Periculum in mora: negata la tutela urgente per la convivenza
Nel sistema giuridico italiano, la tutela cautelare d’urgenza rappresenta uno strumento eccezionale. Una recente ordinanza del Tribunale di Milano offre un’importante chiave di lettura sulla valutazione del Periculum in mora quando si tratta di diritti legati all’immigrazione e alla vita familiare. Il caso riguarda il diniego dell’iscrizione anagrafica per una partner straniera in presenza di un contratto di convivenza regolarmente stipulato.
I fatti oggetto della controversia e il Periculum in mora
La vicenda trae origine dal ricorso di due conviventi che, dopo aver stipulato un contratto di convivenza ai sensi della Legge 76/2016, si erano visti negare dal Comune di Milano l’iscrizione anagrafica della partner straniera e la registrazione del contratto stesso. I ricorrenti avevano presentato un ricorso d’urgenza ex art. 700 c.p.c., sostenendo che l’assenza di residenza pregiudicasse il diritto alla salute, al lavoro e alla vita privata, esponendo la donna al rischio di espulsione.
Il primo giudice aveva rigettato l’istanza per carenza di urgenza, portando la coppia a presentare reclamo davanti al Collegio. Secondo i reclamanti, l’impossibilità di iscriversi al Servizio Sanitario Nazionale (SSN) e la difficoltà nell’aprire un conto corrente configuravano un danno grave e irreparabile, integrando pienamente il requisito del Periculum in mora necessario per l’intervento del magistrato.
La decisione dell’organo giurisdizionale sul Periculum in mora
Il Tribunale di Milano, in sede di reclamo, ha confermato la decisione di primo grado, rigettando le richieste della coppia. I giudici hanno chiarito che, sebbene potesse sussistere una fondatezza del diritto (fumus boni iuris), mancava totalmente la prova di un pregiudizio imminente. La corte ha sottolineato come il pericolo paventato fosse dedotto in modo generico e non supportato da elementi concreti di rischio attuale.
Secondo il Collegio, la semplice pendenza di una pratica amministrativa non giustifica un’ordinanza d’urgenza se non vi è una minaccia reale di danno che non può attendere i tempi di un processo ordinario. Il Tribunale ha quindi ribadito la funzione sussidiaria della tutela d’urgenza, che non può essere utilizzata per accelerare iter burocratici in assenza di rischi vitali.
Le motivazioni
Nelle motivazioni, il Collegio ha analizzato nel dettaglio i tre profili di rischio sollevati dai ricorrenti. In primo luogo, riguardo al rischio di espulsione, il Tribunale ha osservato che non risultava pendente alcun provvedimento di allontanamento forzato, rendendo il timore puramente soggettivo e inattuale.

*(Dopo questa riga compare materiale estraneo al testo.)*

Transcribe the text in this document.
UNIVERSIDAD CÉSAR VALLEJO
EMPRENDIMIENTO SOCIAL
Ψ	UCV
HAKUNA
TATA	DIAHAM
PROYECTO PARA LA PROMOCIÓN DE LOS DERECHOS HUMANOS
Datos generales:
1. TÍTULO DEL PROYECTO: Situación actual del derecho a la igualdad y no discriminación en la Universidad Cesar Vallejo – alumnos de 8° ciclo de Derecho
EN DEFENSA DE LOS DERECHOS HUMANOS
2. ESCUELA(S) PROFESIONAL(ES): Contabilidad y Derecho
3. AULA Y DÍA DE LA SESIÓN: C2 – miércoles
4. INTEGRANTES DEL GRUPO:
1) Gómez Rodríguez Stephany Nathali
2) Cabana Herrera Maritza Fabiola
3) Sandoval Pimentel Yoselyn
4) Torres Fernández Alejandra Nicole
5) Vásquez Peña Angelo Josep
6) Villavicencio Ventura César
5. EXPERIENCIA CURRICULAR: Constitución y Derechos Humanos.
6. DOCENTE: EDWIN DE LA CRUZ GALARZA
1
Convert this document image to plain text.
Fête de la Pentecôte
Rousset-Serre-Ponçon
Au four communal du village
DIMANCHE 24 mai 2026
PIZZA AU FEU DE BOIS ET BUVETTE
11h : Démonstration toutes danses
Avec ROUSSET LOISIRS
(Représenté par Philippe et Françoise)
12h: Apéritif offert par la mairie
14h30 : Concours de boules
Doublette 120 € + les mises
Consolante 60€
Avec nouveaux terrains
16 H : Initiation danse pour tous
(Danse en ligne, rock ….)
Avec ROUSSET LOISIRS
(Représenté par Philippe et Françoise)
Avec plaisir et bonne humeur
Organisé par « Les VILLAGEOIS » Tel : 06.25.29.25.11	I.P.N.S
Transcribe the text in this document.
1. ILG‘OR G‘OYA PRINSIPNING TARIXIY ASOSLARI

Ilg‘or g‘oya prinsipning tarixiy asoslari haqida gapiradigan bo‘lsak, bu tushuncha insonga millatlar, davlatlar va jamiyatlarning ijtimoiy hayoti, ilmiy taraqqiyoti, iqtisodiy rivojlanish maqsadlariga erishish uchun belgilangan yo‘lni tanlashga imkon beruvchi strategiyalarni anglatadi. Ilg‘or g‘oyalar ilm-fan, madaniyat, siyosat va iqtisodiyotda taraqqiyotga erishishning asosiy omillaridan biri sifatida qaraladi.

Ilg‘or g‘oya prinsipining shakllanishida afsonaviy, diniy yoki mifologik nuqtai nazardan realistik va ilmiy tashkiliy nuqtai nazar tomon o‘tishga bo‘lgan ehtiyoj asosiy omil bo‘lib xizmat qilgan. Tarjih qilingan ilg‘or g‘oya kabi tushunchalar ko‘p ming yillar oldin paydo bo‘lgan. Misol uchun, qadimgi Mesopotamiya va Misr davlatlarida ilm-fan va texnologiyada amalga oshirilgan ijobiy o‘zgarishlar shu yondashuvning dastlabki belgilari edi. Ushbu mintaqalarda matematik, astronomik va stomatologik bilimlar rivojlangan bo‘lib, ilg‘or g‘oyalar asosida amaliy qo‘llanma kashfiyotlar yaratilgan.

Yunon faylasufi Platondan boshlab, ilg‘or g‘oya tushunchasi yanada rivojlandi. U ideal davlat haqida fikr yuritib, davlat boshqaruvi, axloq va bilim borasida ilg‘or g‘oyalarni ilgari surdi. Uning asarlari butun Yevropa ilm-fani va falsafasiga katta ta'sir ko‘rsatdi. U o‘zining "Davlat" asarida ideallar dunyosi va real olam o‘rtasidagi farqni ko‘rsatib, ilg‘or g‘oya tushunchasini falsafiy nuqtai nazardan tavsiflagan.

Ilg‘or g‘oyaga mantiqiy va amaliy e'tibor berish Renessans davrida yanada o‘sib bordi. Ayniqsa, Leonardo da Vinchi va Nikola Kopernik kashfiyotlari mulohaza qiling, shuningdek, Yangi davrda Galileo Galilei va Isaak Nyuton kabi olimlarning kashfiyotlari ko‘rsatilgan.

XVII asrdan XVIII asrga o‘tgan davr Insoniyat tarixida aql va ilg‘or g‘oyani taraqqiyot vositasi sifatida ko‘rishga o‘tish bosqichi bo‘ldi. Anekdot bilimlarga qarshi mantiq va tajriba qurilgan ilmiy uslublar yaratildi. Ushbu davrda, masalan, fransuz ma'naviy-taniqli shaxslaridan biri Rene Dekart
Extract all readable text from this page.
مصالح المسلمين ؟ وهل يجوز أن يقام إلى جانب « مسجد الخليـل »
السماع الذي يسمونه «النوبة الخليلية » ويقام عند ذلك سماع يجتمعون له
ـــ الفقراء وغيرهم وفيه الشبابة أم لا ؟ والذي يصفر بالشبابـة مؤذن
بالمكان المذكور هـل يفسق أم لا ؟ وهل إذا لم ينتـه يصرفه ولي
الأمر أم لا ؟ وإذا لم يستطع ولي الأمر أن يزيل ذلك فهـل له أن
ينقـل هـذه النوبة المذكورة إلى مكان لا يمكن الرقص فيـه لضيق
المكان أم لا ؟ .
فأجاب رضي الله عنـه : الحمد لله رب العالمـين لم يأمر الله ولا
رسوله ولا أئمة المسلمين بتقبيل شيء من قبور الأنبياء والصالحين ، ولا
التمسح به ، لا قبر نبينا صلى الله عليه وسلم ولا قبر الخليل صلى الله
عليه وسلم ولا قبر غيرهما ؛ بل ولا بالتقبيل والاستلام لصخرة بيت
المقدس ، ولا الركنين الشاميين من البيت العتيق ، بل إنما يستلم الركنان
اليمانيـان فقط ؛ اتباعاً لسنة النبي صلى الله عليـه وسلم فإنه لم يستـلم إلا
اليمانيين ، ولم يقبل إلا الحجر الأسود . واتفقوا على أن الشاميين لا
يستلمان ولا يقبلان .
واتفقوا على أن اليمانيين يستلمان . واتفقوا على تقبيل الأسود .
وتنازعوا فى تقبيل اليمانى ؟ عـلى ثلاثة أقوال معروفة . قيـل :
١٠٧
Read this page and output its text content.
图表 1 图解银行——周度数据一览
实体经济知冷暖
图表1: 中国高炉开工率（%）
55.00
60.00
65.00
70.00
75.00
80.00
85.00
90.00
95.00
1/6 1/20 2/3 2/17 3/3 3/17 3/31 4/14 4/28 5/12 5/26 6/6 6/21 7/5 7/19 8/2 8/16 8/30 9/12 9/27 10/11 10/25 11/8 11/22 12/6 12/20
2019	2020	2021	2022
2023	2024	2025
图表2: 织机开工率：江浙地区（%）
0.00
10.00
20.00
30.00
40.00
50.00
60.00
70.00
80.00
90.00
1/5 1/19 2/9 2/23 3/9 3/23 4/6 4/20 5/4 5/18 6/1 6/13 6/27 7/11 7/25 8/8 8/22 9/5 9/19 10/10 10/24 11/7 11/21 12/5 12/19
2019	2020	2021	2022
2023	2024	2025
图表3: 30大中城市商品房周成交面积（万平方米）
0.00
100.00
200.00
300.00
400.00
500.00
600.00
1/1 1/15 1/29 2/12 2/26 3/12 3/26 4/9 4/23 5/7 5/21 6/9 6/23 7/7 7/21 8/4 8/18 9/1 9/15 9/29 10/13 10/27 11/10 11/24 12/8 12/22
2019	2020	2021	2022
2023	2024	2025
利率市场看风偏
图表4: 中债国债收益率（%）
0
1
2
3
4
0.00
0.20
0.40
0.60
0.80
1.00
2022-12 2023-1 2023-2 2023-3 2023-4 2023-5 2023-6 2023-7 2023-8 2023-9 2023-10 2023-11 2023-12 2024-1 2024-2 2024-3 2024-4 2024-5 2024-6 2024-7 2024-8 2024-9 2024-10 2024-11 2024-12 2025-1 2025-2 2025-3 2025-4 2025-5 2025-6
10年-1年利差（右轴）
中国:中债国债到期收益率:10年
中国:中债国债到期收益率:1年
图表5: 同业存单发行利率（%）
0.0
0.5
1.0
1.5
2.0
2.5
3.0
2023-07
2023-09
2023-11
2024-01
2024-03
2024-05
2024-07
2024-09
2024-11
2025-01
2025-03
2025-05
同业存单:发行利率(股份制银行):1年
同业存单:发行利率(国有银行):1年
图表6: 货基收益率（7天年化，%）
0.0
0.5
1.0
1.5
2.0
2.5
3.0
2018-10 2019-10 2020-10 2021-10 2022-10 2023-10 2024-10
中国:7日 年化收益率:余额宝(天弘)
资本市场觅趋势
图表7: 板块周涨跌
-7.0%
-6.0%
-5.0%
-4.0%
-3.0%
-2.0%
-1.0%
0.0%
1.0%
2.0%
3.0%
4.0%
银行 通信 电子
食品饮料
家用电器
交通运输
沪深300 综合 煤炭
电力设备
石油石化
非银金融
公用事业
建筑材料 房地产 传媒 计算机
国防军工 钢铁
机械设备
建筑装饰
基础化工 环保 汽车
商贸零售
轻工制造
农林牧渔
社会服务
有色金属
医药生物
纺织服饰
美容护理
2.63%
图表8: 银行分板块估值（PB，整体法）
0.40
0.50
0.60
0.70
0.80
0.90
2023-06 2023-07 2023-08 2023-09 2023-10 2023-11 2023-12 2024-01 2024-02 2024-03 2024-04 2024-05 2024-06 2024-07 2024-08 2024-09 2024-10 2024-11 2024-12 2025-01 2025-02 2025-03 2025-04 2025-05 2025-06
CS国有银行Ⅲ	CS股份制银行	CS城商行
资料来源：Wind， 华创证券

In secondo luogo, sulla tutela della salute, è stato ricordato che l’ordinamento italiano garantisce le cure urgenti ed essenziali a tutti gli stranieri, anche se irregolari, eliminando il rischio di un danno irreparabile all’integrità fisica.
Infine, i giudici hanno evidenziato che il ricorso non prospettava una perdita di diritti già acquisiti, bensì un ostacolo all’acquisto di un nuovo status (quello di residente). Tale resistenza della Pubblica Amministrazione non è stata considerata di per sé una “minaccia” ai sensi dell’art. 700 c.p.c., poiché la condizione soggettiva della ricorrente non subiva un peggioramento immediato e drastico rispetto alla situazione di partenza.
Le conclusioni
In conclusione, l’ordinanza del Tribunale di Milano conferma un orientamento rigoroso: per ottenere una tutela cautelare non basta dimostrare di avere potenzialmente ragione nel merito. È indispensabile provare che l’attesa del giudizio ordinario comporterebbe un danno che nessuna sentenza successiva potrebbe riparare. Nel caso di specie, il bilanciamento tra l’interesse dei privati e la regolarità delle procedure amministrative ha premiato queste ultime, proprio a causa della mancanza di prove circa l’imminenza di un pregiudizio concreto e irreversibile.
Cosa si intende per danno imminente nel ricorso d’urgenza?
Si intende una minaccia concreta e attuale a un diritto che deve essere provata con elementi specifici e non può basarsi su timori soggettivi o astratti del richiedente.
Uno straniero senza residenza può essere espulso automaticamente?
No, secondo il Tribunale l’assenza di iscrizione anagrafica non produce automaticamente l’effetto dell’espulsione, la quale richiede un apposito procedimento amministrativo del prefetto.
La mancanza di iscrizione anagrafica impedisce l’accesso alle cure mediche?
No, la legge italiana assicura le cure ambulatoriali e ospedaliere urgenti o comunque essenziali a tutti gli stranieri presenti sul territorio, indipendentemente dalla regolarità del soggiorno o della residenza.